Primero salen tres mulas, que los tres hijos llevan de la brida, y la madre, Juana Hauser, y su hija Luisa, montan en otra. Las tres primeras llevan el equipaje.
El padre sigue en compañía de los dos guardianes que han de escoltar á la familia hasta que empiece la bajada.
Contornean primero la ya helada laguna del fondo de la hoya formada por las rocas que están frente al parador; cruzan luego el valle, blanco como una sábana y completamente dominado por nevados picachos.
Una lluvia de sol cae sobre ese desierto blanco, resplandeciente y helado, iluminándolo con llama cegadora y fría; en ese océano de montañas la vida no aparece por ninguna parte; en la desmesurada soledad no se advierte el menor movimiento, y ningún ruido viene á turbar su profundo silencio.
Poco á poco, el guía joven, Ulrico Kunsi, un suizo enorme y largo de piernas, deja atrás al viejo Hauser y á Gaspar Hari para reunirse á las dos mujeres.
La más joven le ve acercarse y parece que le llama con sus ojos tristes. Es una campesina rubia, cuyas lechosas mejillas y pálidos cabellos parece que han perdido el color viviendo entre los hielos.
Cuando alcanza á la mula que las lleva, apoya la mano en la grupa y afloja el paso. La madre le dirige la palabra y enumera con infinitos detalles todas las recomendaciones necesarias para la invernada, pues el mozo no se ha quedado nunca allá arriba, en tanto que el viejo Hari ha pasado ya catorce inviernos.
Ulrico Kunsi escucha sin que al parecer comprenda, y no aparta los ojos de la joven un solo instante. De cuando en cuando contesta «Sí, señora», pero su pensamiento le lleva muy lejos, y su tranquilo rostro permanece impasible.

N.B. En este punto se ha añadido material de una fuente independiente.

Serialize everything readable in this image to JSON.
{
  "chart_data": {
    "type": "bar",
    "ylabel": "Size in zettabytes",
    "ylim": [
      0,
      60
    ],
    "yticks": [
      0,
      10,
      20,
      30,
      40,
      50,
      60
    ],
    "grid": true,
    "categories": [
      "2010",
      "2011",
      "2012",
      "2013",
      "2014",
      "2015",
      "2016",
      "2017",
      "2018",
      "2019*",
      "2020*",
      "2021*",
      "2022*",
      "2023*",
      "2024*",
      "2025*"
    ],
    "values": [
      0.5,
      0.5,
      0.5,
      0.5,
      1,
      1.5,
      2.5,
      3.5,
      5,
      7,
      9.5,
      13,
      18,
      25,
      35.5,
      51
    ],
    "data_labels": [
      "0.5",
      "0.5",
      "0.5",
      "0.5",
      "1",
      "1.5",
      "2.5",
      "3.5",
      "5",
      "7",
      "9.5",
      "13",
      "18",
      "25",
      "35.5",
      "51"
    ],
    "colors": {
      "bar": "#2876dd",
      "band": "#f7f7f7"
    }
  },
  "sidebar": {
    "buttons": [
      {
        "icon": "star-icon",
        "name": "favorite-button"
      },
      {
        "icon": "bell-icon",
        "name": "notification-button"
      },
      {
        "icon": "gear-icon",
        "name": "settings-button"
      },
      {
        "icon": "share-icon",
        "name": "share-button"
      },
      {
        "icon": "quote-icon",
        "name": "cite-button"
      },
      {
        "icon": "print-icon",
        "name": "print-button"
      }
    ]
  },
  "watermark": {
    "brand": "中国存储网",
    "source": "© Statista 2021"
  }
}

Así llegan hasta el lago Daube, cuya superficie helada y tersa se extiende hasta el fondo del valle. Á la derecha, Daubenhorn muestra sus negras rocas juntó á las enormes morenas del ventisquero de Lœmmerm que domina Wildstrubel.
Al acercarse á la garganta de Jemmi, donde empieza el descenso hacia Loëche, distinguen el inmenso horizonte de los Alpes del Valais, de los cuales les separa el profundo y anchuroso valle del Ródano.